16. The Fifth Trumpet symbolically depicts historic (demonically inspired) efforts to stop and counter the spread of the Gospel. Vast swarms of locust-like hybrid creatures (somewhat similar to mythological Manticores) go around afflicting (deceiving) those who do not have the seal of God on their foreheads. The threatening locust swarm motif harkens to the Old Testament Book of Joel. The fantastical description of the hybrid locusts borrows in part from locally-known Græco-Roman mythology.


17. The Sixth Trumpet symbolically depicts the inexorable worldwide advance of the Gospel of Christ. Christian martyrs/witnesses are likened to another mythological creature — the chimæra, which breathes fire and kills a third of mankind. Two things signal that these creatures are Godly and good, not bad. First, they wear a breast plate that is tricolored, like the breast plate of the High Priest. Second, they breathe out (holy) fire. In the Book of Revelation, exhaling fire is symbolic of preaching the Spirit-inspired Word. To be slain by such fire is actually beneficial. We die to ourselves (to our egos) when we receive the Gospel message.


18. The Seventh Trumpet in Revelation 11:15 announces the Second Advent/Eschatological Arrival of Christ and the Rapture of the Church. The Ark of the Covenant in Revelation 11:19 symbolizes Christ reunited with the Church, which has been temporarily raptured/taken from Earth to Heaven.

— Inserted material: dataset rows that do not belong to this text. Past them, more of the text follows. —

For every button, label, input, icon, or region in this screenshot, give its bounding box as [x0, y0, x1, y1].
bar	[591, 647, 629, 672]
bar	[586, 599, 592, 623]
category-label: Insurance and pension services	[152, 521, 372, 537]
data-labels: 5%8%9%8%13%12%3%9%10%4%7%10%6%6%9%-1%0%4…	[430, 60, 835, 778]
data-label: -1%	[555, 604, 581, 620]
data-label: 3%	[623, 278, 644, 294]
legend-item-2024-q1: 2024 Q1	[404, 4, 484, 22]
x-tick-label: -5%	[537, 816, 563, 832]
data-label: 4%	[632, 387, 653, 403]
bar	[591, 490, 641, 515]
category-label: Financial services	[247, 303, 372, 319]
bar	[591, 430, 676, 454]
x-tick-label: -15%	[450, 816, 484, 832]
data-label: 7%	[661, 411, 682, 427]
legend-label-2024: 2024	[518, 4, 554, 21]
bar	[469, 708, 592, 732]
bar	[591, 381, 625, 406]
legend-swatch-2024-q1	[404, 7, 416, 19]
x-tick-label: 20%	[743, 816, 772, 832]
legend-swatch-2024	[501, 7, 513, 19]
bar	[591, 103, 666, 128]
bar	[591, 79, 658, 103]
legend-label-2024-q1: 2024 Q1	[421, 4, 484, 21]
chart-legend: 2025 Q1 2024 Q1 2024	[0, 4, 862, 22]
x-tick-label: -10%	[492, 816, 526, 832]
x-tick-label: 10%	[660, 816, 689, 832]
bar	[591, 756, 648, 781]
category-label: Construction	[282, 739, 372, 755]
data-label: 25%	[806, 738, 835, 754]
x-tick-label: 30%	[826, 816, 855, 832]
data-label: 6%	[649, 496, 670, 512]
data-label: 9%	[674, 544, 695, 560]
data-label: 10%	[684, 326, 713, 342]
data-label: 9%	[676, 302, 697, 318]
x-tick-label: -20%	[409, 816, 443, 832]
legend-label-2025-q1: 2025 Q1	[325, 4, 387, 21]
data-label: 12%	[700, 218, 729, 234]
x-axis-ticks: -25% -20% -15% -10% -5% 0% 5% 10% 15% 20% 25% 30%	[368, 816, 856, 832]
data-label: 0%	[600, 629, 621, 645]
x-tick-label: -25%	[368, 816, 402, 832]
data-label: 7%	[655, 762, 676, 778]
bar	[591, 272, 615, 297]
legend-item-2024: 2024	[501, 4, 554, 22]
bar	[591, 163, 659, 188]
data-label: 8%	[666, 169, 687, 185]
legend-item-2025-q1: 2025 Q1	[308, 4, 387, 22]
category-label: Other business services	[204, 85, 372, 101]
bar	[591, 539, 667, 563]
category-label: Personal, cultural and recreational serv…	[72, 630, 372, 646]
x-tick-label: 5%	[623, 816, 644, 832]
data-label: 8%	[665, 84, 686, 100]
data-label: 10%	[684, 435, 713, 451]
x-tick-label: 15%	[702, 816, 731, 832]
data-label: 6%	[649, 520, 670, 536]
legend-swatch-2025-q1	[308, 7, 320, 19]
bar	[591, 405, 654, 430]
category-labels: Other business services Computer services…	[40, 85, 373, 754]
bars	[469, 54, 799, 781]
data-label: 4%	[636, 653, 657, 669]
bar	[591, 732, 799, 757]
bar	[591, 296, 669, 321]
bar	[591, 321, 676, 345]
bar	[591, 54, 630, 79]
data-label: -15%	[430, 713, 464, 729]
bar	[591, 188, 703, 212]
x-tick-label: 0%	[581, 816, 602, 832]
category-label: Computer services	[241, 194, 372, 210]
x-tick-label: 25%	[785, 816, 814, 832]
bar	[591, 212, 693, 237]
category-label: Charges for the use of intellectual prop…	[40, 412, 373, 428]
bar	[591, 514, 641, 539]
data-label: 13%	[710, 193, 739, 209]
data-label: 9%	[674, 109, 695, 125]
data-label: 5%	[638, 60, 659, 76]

No, not this ark; it’s just a symbolic shadow of something or someone.

19. To be continued…

2 thoughts on “Eighteen Interpretive Insights

    1. You’re right, Marsha: I do need to further explain many of these points. My goal here with this particular blog-cast was not so much depth but distance. I wanted to cover a whole lot of material, simply because people sometimes ask me to give them the quick and sloppy version. And thank you for the compliment, but I worry about being told that I’m smart. If possible, I want to present the teaching of the Bible reliably and accurately, no matter how I come across. Sometimes sounding overly intellectual turns people away. I want to demonstrate that I know what I’m talking about, without coming across as too heady.